En quête d’une méthode optimale pour supprimer la virémie

La théorie voulant que la charge virale doive demeurer le plus faible possible a été solidement étayée, mais la définition de la meilleure façon d’atteindre cet objectif continue d’évoluer. Peu après l’avènement du schéma HAART, les exigences des schémas thérapeutiques – notamment la complexité du calendrier posologique et les restrictions alimentaires – faisaient de l’inobservance un obstacle important à l’obtention d’une suppression soutenue. Les effets indésirables importants, comme une diarrhée persistante, étaient des obstacles supplémentaires. Les traitements plus récents – qui entraînent moins d’effets indésirables à court terme et s’administrent plus simplement – ont permis des progrès importants après l’avènement des schémas HAART puissants. Cependant, de nombreux effets indésirables que l’on ne percevait pas initialement comme des obstacles à la maîtrise à long terme de l’infection, par exemple les dyslipidémies et les lipodystrophies, ont ensuite influé négativement sur l’observance du traitement et la satisfaction des patients vis-à-vis de leur traitement. À l’avenir, les essais qui permettront de mieux cerner les avantages relatifs des diverses options seront essentiels à l’évolution du traitement de l’infection à VIH.

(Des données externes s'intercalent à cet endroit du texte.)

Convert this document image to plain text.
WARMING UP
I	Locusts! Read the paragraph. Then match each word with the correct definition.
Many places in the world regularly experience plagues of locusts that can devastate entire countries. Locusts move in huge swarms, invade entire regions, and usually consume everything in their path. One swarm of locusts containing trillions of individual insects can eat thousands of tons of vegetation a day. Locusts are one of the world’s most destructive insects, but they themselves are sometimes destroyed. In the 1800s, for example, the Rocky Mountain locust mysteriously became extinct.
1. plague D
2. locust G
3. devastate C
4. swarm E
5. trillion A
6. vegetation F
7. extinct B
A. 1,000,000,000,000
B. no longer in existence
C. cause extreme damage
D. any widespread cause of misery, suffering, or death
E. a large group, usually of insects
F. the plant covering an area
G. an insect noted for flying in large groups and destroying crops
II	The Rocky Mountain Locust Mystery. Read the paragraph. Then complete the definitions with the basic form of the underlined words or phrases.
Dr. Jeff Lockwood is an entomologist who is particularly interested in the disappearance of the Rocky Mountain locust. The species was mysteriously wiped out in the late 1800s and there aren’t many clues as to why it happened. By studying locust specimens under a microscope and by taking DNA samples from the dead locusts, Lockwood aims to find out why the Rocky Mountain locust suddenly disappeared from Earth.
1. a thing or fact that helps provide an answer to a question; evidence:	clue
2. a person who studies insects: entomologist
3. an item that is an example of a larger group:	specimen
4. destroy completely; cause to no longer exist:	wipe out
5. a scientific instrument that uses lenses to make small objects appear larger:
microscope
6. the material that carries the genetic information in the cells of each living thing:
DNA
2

«L’essai 5142 de l’ACTG, essai prometteur, vise à comparer un schéma HAART à base d’éfavirenz avec un schéma à base de lopinavir/ritonavir», ajoute le Dr Bartlett. Cette comparaison pourrait être révélatrice en raison des différentes caractéristiques de ces deux traitements. Si l’éfavirenz plus deux INTI est le schéma HAART le plus utilisé en première intention dans de nombreux pays, le lopinavir/ritonavir est la pierre angulaire du traitement à base d’un IP. L’éfavirenz comporte plusieurs avantages qui en ont fait l’un des agents les plus prescrits en première intention, notamment sa posologie une fois par jour et un faible risque relatif d’hypercholestérolémie par comparaison à d’autres IP comme le lopinavir/ritonavir. Cependant, ces deux agents n’ont jamais été comparés dans un essai randomisé. Une comparaison directe pourrait révéler de quelle façon les caractéristiques spécifiques de chaque agent influent sur la suppression à long terme de la virémie, de conclure le Dr Bartlett.

Résumé

Depuis l’avènement des schémas HAART il y a 10 ans, le principe de la suppression du VIH n’a pas changé. Un schéma efficace en première intention repose sur plusieurs agents d’au moins deux classes qui protègent efficacement contre la résistance. Cela dit, de nombreuses études réalisées au cours de cette décennie ont permis de mieux définir les facteurs qui contribuent à l‘efficacité, notamment la tolérabilité à court et à long terme et la simplicité de l’administration. Malheureusement, nous n’avons toujours pas de traitement curatif, et cet objectif paraît aussi éloigné qu’il y a 10 ans. Par contre, nous avons réalisé des progrès qui nous permettent de maîtriser l’infection, et nous nous rapprochons d’un autre objectif clinique, celui d’offrir aux patients infectés une espérance de vie normale.